We launch with Oreyeon’s cover of Slo Burn’s Wheel Fall. It’s a bit tighter and sleeker than the original but doesn’t stray too far from the formula. The vocals are a bit subdued in the mix for my liking, yet the instrumentation more than makes up for it. This is very much Desert Rock 101, but I’m okay with that.
C10H12N20 is a different matter entirely. The moody track – which spans over ten minutes – begins with a stirring King Buffalo-like build up prior to plunging into a triumphant riff highly reminiscent of early Smashing Pumpkins or perhaps HUM. The guitars color the progression in a lyrical fashion with a steady rhythm maintaining the pace. A brief clean section brings a moment of breathing before a return to the heavy melodic main riff brings the song to a close. A very impressive piece of ‘90s inspired instrumental alt rock.

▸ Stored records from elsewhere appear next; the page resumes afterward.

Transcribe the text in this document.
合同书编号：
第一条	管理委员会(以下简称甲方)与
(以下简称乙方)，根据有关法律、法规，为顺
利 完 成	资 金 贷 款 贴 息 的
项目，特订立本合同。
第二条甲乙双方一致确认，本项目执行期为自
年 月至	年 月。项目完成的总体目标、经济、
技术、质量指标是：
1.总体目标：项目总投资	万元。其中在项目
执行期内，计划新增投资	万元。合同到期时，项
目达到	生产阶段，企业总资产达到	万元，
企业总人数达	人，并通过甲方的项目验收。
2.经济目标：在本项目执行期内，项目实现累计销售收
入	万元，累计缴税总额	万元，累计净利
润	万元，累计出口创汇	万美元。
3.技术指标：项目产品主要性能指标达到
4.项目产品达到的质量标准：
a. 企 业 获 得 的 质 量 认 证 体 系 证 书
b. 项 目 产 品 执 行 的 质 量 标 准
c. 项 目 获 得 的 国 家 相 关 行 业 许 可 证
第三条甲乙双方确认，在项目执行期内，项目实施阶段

Doom Sessions Vol. 8 is a tasty sample of the Heavy Psych Sounds roster…
Now it’s Lord Elephant’s turn with their own ten-minuter Twilight Reflexes. This is some seriously groovy and very lo-fi psychedelic blues rock in the tradition of Robin Trower and Earthless. A colorful pyrotechnic display of minor pentatonic soloing over free jazz drumming carries the track to a semi crescendo. A suitably snarling stoner bassline then takes over giving way to a much heavier end segment. It makes for a nice contrast and blend of styles.
Finally, we have a crushing rendition of Link Wray’s proto-stoner opus, Rumble (a song that was actually banned by some US stations in the 50’s for being misinterpreted as being a gang violence anthem). This version doesn’t go by the book and plays with some major chord flourishes, initially giving it a bit of a post-rock feel. The distortion gets considerably more amped up towards the middle of the track and there’s some simply delightful jams to be had. In my opinion, this is the best kind of cover in that it finds its own identity.
Doom Sessions Vol. 8 is a tasty sample of the Heavy Psych Sounds roster. Both Oreyeon and Lord Elephant do an excellent job of actually working with different styles rather than delivering a predictable stoner formula. I will certainly be looking forward to seeing and hearing more from Italy’s finest bearers of the distorted fuzz. Definitely recommended.